The red grape variety Petit Verdot has had a long history of growing in the Bordeaux region yet it has only been planted in tiny quantities during recent times. Petit Verdot is a later ripening grape that has thick skins like Cabernet Sauvignon and it can give a deep color, a tannic structure and spicy and floral aromatics yet it greatly struggles to get fully ripe and so in most cooler “classic” Bordeaux vintages it can be a grape that adds too much structure and an unpleasant unripe note. Today it is planted in tiny quantities in the Bordeaux area and those few producers who do use it will blend only a minuscule amount into their wines. And so it is quite uncommon for a Bordeaux producer to bottle 100% Petit Verdot but the Mulliez family, who owns Château Belle-Vue, has been doing just that since the 2016 vintage.
As Petit Verdot was losing its popularity in Bordeaux, it was gaining a small fan base in warmer, wine growing areas in other parts of the world such as Chile, Southern Portugal, California, Spain and Israel, just to name a few. But even in more consistently warmer wine regions, it is still a rare treat to find a 100% bottling of Petit Verdot as it is still considered by many to be a blending grape, if it is known at all, and it is a variety that many Bordeaux producers still consider to be too much of a gamble, especially for their cooler vintages. Yet there are a handful of producers that have taken that risk as the enticing aroma of the grape is like a siren’s song they cannot deny.
Château Belle-Vue is an estate just south of some of the top estates in the Margaux appellation and it is actually only a ten minute drive from Château Margaux in the Haut-Médoc. The Left Bank Château Belle-Vue should not be confused with the Saint-Émilion Bellevue on the Right Bank as it is a lesser known, bang for one’s buck producer that has recently gained some recognition with being granted Cru Bourgeois Exceptionnel status in 2018 – only a total of 14 producers were given this honor – and it is a qualification that will be reassessed every five years so Belle-Vue’s director, Yannick Reyrel, notes that they are fiercely keeping on top of their quality so they don’t lose this qualification.

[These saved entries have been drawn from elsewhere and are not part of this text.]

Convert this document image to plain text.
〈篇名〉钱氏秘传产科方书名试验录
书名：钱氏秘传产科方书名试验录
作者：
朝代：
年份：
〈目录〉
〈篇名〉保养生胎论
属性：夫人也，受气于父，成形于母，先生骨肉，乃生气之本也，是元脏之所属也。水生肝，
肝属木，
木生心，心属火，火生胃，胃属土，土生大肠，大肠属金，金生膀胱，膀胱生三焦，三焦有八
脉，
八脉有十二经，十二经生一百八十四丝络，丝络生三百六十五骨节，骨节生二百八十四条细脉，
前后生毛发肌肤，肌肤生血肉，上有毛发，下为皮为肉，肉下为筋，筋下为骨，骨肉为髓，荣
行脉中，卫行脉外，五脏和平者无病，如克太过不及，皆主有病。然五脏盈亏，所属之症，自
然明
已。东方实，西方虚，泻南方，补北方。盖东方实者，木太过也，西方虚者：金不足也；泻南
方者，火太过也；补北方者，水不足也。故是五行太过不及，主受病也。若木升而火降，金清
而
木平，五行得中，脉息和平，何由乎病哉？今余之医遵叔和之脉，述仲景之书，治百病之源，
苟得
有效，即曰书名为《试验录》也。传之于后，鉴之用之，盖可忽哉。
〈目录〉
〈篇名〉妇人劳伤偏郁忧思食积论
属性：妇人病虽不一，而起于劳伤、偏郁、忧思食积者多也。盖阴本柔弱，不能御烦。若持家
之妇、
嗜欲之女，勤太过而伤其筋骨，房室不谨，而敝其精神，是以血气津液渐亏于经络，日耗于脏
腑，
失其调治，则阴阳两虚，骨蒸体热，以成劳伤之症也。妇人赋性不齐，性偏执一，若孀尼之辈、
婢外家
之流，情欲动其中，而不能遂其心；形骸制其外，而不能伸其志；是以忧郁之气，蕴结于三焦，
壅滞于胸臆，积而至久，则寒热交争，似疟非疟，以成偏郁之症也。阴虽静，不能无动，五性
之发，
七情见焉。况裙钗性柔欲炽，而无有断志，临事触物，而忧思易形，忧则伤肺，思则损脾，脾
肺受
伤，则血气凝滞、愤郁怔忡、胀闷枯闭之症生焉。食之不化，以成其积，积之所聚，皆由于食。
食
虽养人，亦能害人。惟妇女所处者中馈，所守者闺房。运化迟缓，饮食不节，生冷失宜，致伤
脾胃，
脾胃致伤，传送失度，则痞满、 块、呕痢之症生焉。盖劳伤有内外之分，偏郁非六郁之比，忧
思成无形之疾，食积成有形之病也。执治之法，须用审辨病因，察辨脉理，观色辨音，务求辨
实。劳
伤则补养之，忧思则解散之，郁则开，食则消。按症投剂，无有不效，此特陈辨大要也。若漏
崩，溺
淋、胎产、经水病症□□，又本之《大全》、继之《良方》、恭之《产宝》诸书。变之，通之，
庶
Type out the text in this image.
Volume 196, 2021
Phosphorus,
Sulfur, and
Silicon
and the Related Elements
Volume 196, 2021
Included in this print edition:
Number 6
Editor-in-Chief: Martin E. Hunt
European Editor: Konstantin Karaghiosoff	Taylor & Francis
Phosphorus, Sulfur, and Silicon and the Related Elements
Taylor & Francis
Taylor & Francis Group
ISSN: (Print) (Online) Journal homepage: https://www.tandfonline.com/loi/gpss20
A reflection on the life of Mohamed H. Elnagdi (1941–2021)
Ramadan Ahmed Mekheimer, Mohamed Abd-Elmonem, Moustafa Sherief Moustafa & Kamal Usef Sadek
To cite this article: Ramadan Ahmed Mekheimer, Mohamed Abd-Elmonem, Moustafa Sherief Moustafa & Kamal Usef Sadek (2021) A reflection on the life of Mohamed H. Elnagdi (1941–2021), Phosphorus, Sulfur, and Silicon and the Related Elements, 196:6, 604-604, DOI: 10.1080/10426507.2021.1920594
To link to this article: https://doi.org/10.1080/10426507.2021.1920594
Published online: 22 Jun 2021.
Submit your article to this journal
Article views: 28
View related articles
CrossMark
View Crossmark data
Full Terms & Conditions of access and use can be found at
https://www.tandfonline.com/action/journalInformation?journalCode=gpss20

But besides Château Belle-Vue being an incredible value with some U.S. retailers offering it for $16 per bottle, when a case is purchased as a wine future, it is their commitment to the Petit Verdot variety that brings a unique characteristic to the wine; not only does the bottling of Château Belle-Vue have 20% Petit Verdot in the final 2018 blend but the château has decided to make a bottling of a 100% old vine Petit Verdot wine called Petit Verdot by Belle-Vue.
Château Belle-Vue was a passion project of financier Vincent Mulliez as well as his other properties Château Bolaire and Château de Gironville in the Médoc of Bordeaux that include some very special vineyards such as their Petit Verdot plot right by the Garonne river, south of the Margaux appellation, in the commune of Macau, that has vines that were planted in 1939, 1949 and 1958 – ranging from 62 to 81 years old. After Vincent’s untimely death at 44 years old, his wife Isabelle took over running the properties to make sure she continued her husband’s dream, to bring these hidden gems to the forefront in the Médoc. And their bottling of the old vines Petit Verdot by Belle-Vue is certainly a rare, special gem averaging around $19 in the U.S..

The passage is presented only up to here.